Thymus transplantation is a promising investigational therapy for infants born with no thymus. Because of the athymia, these infants lack T cell development and have a severe primary immunodeficiency. Although thymic hypoplasia or aplasia is characteristic of DiGeorge anomaly, in "complete" DiGeorge anomaly, there is no detectable thymus as determined by the absence of naive (CD45RA(+), CD62L(+)) T cells. Transplantation of postnatal allogeneic cultured thymus tissue was performed in sixty subjects with complete DiGeorge anomaly who were under the age of 2 years. Recipient survival was over 70%. Naive T cells developed 3-5 months after transplantation. The graft recipients were able to discontinue antibiotic prophylaxis, and immunoglobulin replacement. Immunosuppression was used in a subset of subjects but was discontinued when naive T cells developed. The adverse events have been acceptable with thyroid disease being the most common. Research continues on mechanisms underlying immune reconstitution after thymus transplantation.
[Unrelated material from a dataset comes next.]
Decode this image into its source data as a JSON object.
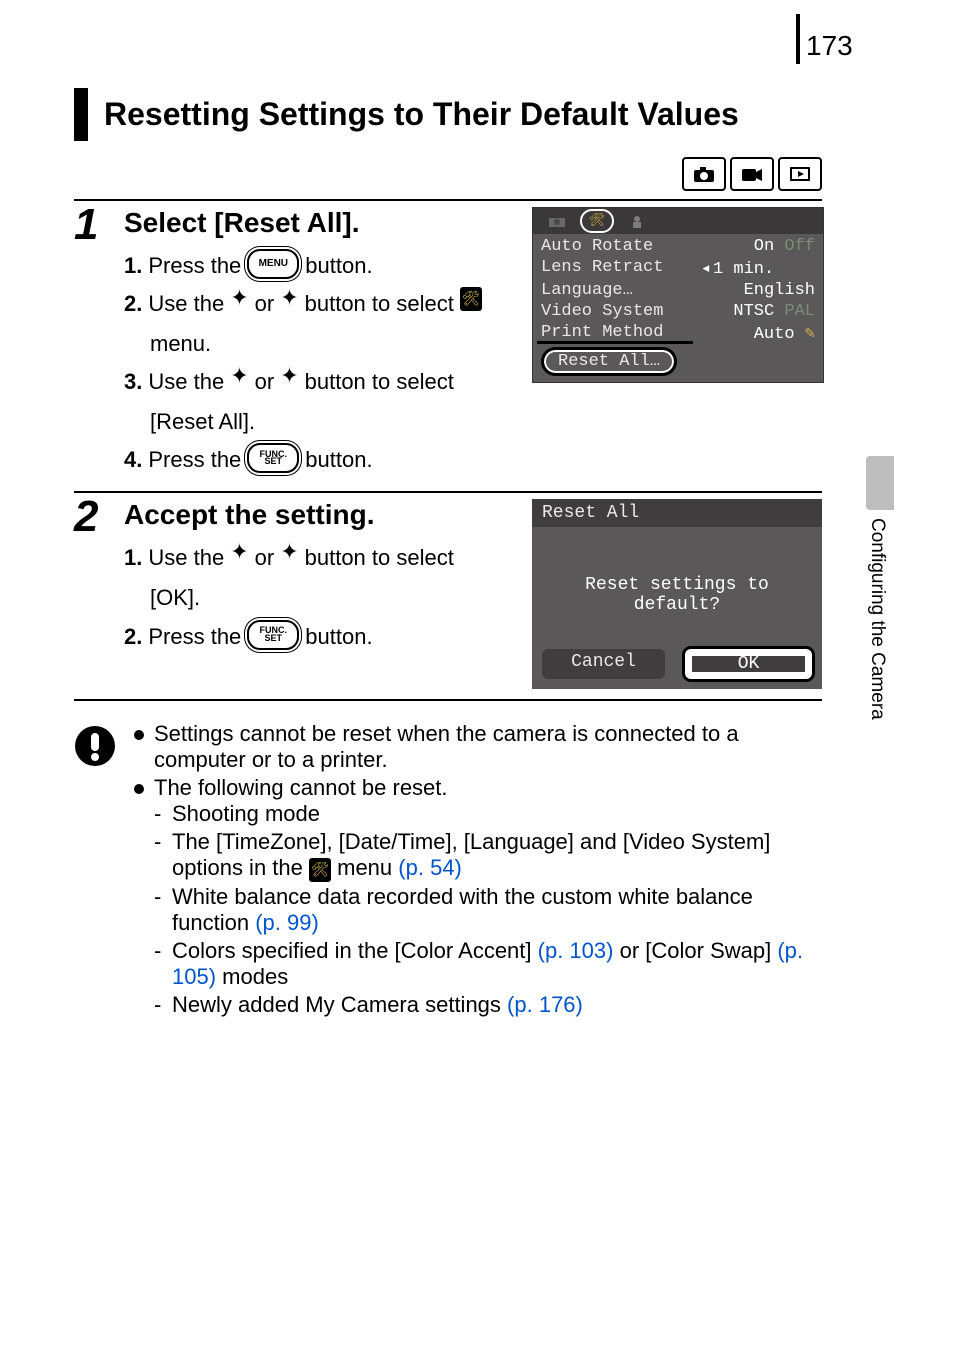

Copyright 2010 Elsevier Inc. All rights reserved.

Figures

Figure 1

Kaplan Meier survival curve of subjects with complete DiGeorge anomaly who underwent thymus transplantation. Forty three of sixty transplanted subjects survive.

Figure 2

Naïve CD4+ and CD8+ T cell counts after thymus transplantation. Each subject’s data are on a single line. The 10th and 90th percentiles for children of this age in years are indicated by the dashed bold lines, the mean is indicated by the solid bold line. [39] All subjects who survive over 1 year after transplantation are included. The left panels include the subjects who did not receive peritransplantation immunosuppression; the right panels include the subjects who did receive peritransplantation immunosuppression.

Figure 3

T cell proliferative responses to soluble CD3 and tetanus toxoid after thymus transplantation. The responses to soluble CD3 are in the upper panels and responses to tetanus toxoid are in the lower panels. The responses to tetanus toxoid include time points before and after immunization with tetanus toxoid. The subjects who received immunosuppression are on the right and those without immunosuppression are on the left. All subjects who have been tested are shown. The mean and 2 standard deviations (2SD) below the mean (calculated with log transformed data) are based on the healthy adult volunteers run in these assays.

Figure 4

Production of anti-A and anti-B isohemagglutinins. The left panel includes subjects who are not blood group A and did not receive a blood group A thymus. The right panel includes subjects who are not blood group B and did not receive a blood group B thymus. For inclusion in this figure, subjects had to be tested past 2 years after transplantation. A total of 30 subjects were tested past 2 years after transplantation. Each subject is represented by a separate line or marker. Normal values are those above the solid bold line in each graph.